The model's performance on the IMDB sentiment classification task using a basic Transformer block is summarized by:
- **Training and Validation Accuracy/Loss:** Observed during training.
- **Test Accuracy:** Provides a measure of how well the model generalizes.

The implementation demonstrates that even a single Transformer block, when combined with proper embedding and positional encoding, can capture contextual information effectively for classification tasks.

---

## 6. Conclusion and Key Takeaways

- **Transformer Fundamentals:**  
  - **Self-Attention:** Enables the model to capture relationships between tokens regardless of their distance.
  - **Encoder-Decoder Architecture:** While we demonstrated only the encoder for classification, the full architecture is essential for tasks like translation.
  - **Positional Encoding:** Critical for injecting sequential order into the model since transformers do not inherently capture position.
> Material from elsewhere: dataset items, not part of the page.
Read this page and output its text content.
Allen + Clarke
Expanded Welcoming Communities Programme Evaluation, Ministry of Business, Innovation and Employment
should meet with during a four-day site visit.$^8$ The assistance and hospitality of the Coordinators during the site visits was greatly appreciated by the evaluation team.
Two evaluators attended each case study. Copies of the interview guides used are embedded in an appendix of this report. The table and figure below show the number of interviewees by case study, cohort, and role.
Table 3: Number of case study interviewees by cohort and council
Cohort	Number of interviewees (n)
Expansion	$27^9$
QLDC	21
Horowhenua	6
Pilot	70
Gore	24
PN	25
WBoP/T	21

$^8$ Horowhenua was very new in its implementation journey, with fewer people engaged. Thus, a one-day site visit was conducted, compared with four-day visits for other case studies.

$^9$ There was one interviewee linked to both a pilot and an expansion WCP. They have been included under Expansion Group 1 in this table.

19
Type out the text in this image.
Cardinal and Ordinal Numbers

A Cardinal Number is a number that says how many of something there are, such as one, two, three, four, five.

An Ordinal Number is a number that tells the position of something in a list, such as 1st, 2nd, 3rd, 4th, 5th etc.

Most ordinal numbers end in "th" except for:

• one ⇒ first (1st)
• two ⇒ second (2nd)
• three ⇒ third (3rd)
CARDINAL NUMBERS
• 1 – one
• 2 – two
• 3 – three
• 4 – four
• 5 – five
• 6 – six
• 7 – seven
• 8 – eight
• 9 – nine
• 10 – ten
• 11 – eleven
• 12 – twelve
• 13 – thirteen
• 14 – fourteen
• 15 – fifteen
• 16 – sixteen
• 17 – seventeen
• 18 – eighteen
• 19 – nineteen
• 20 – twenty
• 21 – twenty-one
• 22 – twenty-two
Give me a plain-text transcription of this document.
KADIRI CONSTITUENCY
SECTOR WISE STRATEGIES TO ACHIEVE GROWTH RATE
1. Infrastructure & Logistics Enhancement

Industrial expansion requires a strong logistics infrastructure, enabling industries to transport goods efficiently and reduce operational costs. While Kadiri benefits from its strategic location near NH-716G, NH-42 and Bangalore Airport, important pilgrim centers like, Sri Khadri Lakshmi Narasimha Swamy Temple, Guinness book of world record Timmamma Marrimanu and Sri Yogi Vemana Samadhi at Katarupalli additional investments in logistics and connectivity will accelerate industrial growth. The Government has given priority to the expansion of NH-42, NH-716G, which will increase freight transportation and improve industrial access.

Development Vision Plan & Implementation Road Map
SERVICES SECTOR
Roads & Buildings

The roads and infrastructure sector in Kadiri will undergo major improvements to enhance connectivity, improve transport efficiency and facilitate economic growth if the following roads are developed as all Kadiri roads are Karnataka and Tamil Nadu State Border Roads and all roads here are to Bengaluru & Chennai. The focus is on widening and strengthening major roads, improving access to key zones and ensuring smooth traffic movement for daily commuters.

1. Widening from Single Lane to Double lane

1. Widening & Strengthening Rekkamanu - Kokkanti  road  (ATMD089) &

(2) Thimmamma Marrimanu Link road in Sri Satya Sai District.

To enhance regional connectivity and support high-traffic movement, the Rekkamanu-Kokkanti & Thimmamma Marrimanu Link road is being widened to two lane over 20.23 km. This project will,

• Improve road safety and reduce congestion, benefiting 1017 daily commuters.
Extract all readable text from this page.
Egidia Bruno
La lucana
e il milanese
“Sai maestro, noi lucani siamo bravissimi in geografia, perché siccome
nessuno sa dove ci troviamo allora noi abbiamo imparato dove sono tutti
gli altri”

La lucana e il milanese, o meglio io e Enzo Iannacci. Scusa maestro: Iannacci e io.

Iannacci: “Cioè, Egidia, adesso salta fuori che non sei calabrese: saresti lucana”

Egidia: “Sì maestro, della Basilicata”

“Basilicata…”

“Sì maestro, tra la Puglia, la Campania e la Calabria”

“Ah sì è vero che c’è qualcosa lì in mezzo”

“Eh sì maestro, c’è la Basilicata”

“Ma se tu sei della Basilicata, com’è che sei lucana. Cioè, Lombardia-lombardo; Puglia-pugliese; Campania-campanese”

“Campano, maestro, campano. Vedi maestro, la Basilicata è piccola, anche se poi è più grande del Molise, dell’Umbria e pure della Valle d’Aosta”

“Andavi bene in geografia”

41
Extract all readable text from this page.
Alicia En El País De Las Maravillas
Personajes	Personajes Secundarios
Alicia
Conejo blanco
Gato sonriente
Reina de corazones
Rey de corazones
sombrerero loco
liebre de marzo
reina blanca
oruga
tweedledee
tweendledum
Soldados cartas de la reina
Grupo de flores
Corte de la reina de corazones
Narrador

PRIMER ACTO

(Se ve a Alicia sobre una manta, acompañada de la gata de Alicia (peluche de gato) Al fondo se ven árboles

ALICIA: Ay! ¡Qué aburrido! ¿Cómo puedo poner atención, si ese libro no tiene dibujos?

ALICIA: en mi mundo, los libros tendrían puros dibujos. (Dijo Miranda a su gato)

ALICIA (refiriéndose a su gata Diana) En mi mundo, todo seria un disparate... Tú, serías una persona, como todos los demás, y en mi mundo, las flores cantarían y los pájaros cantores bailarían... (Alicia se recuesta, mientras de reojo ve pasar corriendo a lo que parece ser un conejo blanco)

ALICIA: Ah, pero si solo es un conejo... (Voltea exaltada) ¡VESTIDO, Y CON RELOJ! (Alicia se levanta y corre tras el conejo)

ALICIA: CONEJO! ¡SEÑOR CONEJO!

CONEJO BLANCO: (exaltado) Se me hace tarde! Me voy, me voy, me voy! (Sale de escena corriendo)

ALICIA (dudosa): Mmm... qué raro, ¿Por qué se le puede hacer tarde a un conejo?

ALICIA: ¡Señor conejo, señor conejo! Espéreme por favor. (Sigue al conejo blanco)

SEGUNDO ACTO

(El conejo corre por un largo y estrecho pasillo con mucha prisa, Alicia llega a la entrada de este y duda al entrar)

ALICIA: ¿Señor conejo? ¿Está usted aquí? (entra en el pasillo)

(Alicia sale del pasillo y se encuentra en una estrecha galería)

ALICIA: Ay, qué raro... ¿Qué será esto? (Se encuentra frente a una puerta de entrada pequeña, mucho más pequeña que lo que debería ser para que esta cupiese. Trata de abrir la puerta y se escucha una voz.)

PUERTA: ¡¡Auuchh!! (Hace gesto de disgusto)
- **Implementation Insights:**  
  - We implemented a custom Transformer block in TensorFlow using Keras.
  - The Transformer block was integrated into a sentiment classification pipeline on the IMDB dataset.
  - Even with a basic setup, the Transformer-based model learns meaningful representations for text classification.

- **Practical Relevance:**  
  - Transformers are the backbone of modern LLMs (e.g., GPT, BERT).  
  - Understanding their components is essential for working on advanced NLP tasks and research.